Weather Radar Applications


Weather radar is an integral part of modern weather observation systems and supports operations of national meteorological institutes. The most common application for weather radar is to monitor weather conditions, nationally and locally. A government agency, such as the National Weather Service in the U.S., for example, uses weather radar to provide weather information and warnings to the public. Other applications include using it to enhance numerical weather models, or defense agencies using weather radar for national security and disaster preparedness.

The New Zealand MetService uses Vaisala weather radar to distinguish between precipitation types in clouds, analyze raindrop size, and extend their forecasting range for better forecasting and planning.

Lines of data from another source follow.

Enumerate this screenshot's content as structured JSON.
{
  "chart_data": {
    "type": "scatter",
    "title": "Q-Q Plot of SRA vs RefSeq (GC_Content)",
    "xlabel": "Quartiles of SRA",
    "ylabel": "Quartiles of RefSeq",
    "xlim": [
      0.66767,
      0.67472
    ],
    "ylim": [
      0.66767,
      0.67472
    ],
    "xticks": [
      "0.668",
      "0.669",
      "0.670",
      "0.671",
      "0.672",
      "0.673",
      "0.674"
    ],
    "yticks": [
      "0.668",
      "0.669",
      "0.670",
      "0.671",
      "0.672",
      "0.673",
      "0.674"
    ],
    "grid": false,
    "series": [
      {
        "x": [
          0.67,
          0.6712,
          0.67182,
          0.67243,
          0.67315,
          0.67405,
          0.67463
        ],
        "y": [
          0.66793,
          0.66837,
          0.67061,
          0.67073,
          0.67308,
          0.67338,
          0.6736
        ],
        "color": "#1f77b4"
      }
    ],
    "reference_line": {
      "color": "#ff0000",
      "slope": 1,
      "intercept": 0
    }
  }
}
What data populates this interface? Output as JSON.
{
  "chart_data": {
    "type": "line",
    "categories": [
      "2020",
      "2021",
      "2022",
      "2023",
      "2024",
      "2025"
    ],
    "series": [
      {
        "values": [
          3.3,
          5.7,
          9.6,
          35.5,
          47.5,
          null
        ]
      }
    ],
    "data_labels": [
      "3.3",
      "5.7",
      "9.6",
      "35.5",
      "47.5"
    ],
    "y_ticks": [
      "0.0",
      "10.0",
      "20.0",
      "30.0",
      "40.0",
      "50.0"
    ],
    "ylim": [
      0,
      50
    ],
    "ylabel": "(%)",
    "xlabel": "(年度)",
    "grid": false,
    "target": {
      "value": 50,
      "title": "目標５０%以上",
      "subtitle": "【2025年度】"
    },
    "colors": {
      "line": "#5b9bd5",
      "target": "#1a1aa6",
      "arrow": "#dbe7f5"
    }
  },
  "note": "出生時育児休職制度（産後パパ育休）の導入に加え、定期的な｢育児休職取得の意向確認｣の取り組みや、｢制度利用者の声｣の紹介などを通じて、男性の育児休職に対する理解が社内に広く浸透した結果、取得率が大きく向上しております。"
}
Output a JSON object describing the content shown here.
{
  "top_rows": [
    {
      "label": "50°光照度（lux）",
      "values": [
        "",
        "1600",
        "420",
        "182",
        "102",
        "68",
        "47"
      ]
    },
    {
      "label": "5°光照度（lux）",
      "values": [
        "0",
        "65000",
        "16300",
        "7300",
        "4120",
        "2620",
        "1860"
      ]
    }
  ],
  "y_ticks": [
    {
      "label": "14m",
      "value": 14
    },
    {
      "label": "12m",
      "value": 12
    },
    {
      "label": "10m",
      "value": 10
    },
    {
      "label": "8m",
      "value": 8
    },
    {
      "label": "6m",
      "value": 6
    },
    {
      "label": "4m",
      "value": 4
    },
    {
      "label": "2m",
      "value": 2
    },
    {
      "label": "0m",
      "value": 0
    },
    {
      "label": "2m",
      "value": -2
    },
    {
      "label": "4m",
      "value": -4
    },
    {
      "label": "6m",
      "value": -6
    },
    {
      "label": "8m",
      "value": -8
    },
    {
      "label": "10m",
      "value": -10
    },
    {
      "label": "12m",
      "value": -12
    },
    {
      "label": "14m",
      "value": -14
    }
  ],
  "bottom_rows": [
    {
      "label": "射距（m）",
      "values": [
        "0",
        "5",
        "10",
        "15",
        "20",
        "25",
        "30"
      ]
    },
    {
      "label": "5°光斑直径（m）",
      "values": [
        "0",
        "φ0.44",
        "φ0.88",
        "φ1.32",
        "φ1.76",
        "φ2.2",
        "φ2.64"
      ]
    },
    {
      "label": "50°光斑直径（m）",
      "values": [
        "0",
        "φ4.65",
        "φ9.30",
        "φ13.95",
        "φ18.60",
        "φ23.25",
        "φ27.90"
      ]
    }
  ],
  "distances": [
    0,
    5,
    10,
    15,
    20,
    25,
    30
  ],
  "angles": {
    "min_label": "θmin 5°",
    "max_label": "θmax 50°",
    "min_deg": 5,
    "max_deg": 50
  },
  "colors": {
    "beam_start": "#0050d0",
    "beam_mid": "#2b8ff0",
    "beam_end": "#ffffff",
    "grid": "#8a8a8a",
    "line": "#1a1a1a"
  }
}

A Vaisala weather radar allows meteorologists to:

  • Safeguard more lives and properties with improved, more accurate warnings
  • Get a more detailed analysis of individual weather systems, especially precipitation types
  • Extend a Severe Thunderstorm Warning Service range

Hydrological Services​

Weather radar can be used for hydrological applications, and helps with flood forecasting and water management. Precipitation amounts can vary widely across a forecast area. Weather radar observations will indicate these amounts, and provide a "big picture" view of the situation. Other surface measurements can only detect amounts at their location. Even with a network of surface measurements, the weather radar is better at giving the forecaster a view of the entire area, and will allow them to decide whether or not a flood warning is necessary, or if the warning can be confined to a smaller area.

For water management and hydrological generation, using weather radar can improve precipitation estimates and help authorities plan for the needs of their communities.  Ensuring adequate fresh water supplies for growing urban populations as well as domestic agricultural production requires accurate precipitation measurements. With constant monitoring, farmers can optimize their irrigation, drainage, seeding, and pesticide applications, and monitor water levels against overuse. In addition, hydroelectricity is entirely dependent on the constant replenishing of water reservoirs. Thus, operators need real-time observation and forecast data to ensure they have the precipitation available for resupply.


There is increasing use of weather radar for aviation applications. By implementing weather radar, an airport can use the following tools to increase efficiency at an airport and mitigate risk:

  • Detect all types of precipitation, especially dangerous types for aircraft, such as hail
  • Identify the presence of super-cooled water droplets, which can cause icing problems for aircraft
  • Determine the intensity of precipitation that would allow the ground crews to work under safe conditions
  • Have the tools needed for air traffic controllers and pilots to better execute pre-flight planning and make safe approaches and landings
  • Forecast weather significantly outside the boundaries of terminal area and make appropriate plans to mitigate risk and to optimize airport operations considering the beginning and the end of a storm
  • Wind shear, microbursts or gust fronts can have deadly effects on airport operations.  Weather radar add the ability to detect and analyze wind, most importantly wind shear.
  • Radar helps an airport to comply with International Civil Aviation Organization (ICAO) Annex 3 requirements for wind shear warnings.
  • Weather radar can be used to measure non-meteorological objects, like birds and insects, which can have a negative effect on efficient airport operations.

No one can control the weather, so the best thing we can do is mitigate the risks, take proper precautions, and be prepared for the weather conditions that affect the aviation industry.  Implementing a Vaisala weather radar at or near an airport location is one way to improve safety, increase operational efficiencies, and save costs due to delays in air travel.